Pituitary adenomas don't always produce excess hormones in the body. Just because your hormone test came out normal doesn't mean you don't have a pituitary tumor. A large percentage of pituitary tumors are non-functioning, which means they do not produce hormones. These tumors can and do grow, and if you ignore it, your eyesight could eventually be affected. You need to find out for sure if you have a tumor or not, and if you don't get surgery, it needs to be watched closely to make sure it doesn't grow.
There are different ways to treat a non-functioning pituitary tumor. Some surgeons do go up through the upper lip (this is the old fashioned way), but now they mostly go directly up through the sinus(depending on the size and location of the tumor). It is minumally invasive, and the recovery time is much faster. They have really come a long way in improving the surgery. Of course, you don't want just any surgeon, you want one who is up on the latest procedures, and has a lot of experience with pit surgery.
There is also gama knife radio surgery, which is non invasive and targets radiation directly on the tumor.
If there is any chance you have a tumor, please don't ignore it. The earlier it is treated, the more chance of successful treatment.
No, a pit. adenoma does not always cause hormone malfunctioning, especially if it is a non-functioning pit. adenoma.
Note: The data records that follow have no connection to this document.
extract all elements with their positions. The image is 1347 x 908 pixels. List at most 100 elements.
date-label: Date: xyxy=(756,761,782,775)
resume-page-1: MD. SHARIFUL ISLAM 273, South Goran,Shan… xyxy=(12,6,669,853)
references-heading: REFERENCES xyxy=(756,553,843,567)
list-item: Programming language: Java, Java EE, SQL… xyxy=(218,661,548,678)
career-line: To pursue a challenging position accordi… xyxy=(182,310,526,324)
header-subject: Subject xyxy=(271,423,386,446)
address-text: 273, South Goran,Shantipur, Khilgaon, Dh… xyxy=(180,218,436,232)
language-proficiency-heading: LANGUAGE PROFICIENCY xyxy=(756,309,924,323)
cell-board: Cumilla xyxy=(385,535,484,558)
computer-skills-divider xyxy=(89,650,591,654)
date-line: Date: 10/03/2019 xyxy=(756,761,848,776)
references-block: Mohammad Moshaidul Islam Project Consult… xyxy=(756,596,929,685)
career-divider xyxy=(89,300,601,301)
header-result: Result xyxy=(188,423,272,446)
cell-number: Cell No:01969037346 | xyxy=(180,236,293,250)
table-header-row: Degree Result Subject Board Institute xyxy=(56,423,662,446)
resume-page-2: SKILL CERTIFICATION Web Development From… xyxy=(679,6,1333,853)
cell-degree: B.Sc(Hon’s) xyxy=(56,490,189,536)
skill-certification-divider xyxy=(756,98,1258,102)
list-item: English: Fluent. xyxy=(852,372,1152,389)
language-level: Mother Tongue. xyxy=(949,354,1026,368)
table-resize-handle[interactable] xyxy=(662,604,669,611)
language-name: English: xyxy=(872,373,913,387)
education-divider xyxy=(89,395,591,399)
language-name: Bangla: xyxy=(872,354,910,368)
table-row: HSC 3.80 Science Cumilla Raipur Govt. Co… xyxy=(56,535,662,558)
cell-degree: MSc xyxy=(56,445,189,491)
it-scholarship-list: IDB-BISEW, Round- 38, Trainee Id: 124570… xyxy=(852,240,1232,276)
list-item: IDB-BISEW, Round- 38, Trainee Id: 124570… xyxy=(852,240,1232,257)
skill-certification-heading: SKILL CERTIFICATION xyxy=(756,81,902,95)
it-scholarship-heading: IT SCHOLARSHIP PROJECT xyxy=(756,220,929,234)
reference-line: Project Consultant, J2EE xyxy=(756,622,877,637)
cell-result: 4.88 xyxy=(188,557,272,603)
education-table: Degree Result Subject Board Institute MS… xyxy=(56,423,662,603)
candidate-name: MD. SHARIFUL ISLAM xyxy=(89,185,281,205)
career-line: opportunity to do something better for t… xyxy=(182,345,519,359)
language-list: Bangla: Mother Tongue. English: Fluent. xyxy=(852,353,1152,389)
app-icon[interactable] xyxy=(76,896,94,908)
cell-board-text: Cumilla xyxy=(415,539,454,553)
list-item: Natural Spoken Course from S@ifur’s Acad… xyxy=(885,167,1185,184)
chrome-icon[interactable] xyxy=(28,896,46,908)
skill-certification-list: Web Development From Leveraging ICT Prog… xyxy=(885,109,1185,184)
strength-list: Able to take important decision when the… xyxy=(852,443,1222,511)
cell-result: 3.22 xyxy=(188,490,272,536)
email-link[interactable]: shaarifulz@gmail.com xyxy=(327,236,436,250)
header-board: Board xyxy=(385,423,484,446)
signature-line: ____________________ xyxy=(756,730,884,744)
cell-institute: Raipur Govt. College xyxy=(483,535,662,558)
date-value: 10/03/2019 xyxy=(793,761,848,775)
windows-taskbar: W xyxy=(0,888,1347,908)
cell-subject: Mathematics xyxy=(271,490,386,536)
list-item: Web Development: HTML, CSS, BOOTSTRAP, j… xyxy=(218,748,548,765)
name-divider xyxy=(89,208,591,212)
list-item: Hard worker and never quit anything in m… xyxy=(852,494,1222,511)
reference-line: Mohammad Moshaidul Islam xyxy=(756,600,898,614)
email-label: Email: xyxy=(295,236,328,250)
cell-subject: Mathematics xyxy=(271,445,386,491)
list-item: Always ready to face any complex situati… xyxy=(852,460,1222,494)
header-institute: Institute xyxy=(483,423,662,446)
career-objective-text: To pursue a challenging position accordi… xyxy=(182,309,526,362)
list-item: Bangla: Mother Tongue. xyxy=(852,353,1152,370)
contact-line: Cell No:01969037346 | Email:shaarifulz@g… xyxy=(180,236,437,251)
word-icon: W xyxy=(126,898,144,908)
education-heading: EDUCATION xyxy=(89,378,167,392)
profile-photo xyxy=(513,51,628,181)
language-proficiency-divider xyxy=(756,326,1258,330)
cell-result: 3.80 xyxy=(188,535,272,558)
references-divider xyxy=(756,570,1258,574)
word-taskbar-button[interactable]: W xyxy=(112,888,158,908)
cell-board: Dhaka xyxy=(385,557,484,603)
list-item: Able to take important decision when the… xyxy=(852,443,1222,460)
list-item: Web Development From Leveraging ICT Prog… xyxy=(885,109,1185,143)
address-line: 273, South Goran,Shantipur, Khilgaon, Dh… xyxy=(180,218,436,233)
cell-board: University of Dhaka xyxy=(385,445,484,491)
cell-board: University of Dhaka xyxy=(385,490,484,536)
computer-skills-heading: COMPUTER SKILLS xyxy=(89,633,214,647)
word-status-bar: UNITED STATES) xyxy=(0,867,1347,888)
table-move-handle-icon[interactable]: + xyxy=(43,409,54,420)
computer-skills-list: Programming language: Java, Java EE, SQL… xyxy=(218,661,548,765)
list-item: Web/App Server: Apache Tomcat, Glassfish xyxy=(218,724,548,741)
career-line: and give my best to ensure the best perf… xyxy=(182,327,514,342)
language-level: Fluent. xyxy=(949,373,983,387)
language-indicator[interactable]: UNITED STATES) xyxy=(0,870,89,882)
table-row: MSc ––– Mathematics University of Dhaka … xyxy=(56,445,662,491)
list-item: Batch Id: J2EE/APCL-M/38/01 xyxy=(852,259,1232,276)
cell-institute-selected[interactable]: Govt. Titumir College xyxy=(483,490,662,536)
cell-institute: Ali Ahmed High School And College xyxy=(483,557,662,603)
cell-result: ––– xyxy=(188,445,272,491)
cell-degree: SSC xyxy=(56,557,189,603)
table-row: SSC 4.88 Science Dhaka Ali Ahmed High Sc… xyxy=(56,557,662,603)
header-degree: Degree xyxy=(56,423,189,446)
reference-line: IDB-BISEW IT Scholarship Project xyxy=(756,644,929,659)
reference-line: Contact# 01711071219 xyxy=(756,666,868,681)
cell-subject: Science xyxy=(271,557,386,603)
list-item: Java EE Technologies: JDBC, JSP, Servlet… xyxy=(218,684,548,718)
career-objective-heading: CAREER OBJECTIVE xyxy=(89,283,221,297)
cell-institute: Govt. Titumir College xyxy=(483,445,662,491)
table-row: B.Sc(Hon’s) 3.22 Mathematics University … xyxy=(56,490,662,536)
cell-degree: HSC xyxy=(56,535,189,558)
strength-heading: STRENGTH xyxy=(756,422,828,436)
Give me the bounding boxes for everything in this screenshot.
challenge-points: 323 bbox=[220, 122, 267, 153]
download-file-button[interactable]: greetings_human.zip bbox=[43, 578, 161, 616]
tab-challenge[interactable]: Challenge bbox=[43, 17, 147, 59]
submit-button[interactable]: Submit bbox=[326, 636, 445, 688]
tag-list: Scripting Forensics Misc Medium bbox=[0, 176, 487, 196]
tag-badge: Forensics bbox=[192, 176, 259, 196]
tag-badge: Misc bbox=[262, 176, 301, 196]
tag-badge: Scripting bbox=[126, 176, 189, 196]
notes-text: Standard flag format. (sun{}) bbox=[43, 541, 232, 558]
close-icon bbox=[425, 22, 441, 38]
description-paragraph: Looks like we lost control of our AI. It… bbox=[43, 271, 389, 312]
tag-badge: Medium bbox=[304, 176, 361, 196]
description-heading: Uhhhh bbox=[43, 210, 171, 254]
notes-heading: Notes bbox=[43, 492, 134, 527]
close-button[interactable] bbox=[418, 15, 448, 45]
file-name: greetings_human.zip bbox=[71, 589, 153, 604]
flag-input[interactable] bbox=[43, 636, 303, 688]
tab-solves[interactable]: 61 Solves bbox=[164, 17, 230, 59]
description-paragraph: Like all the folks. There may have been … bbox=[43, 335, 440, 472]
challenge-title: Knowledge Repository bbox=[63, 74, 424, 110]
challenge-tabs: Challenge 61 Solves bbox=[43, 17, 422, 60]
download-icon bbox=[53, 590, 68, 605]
But if the hormones are fine and the adenoma hasn't grown, doesn't affect the eyesight, etc., what is the purpose of the surgery if it is not bothering the patient or showing any signs of malfunction?? That's why I say this should be monitored closely meaning an MRI every now and then, watch for amenorrhea, GH deficiency, TSH, decreased eyesight/eye pain (due to pressure on the optic nerve).
I've had one MRI with no change - thank goodness.
[This message has been edited by giupset (edited 03-10-2003).]
I agree, if the tumor isn't growing and is not affecting vision or any other structures, surgery may not be necessary. It is probably safe to just watch any tumor under 1 cm for awhile. Just be sure to get a yearly MRI to keep track of it. You don't want to be surprised by a sudden loss of vision or a hemorrhage. Good luck.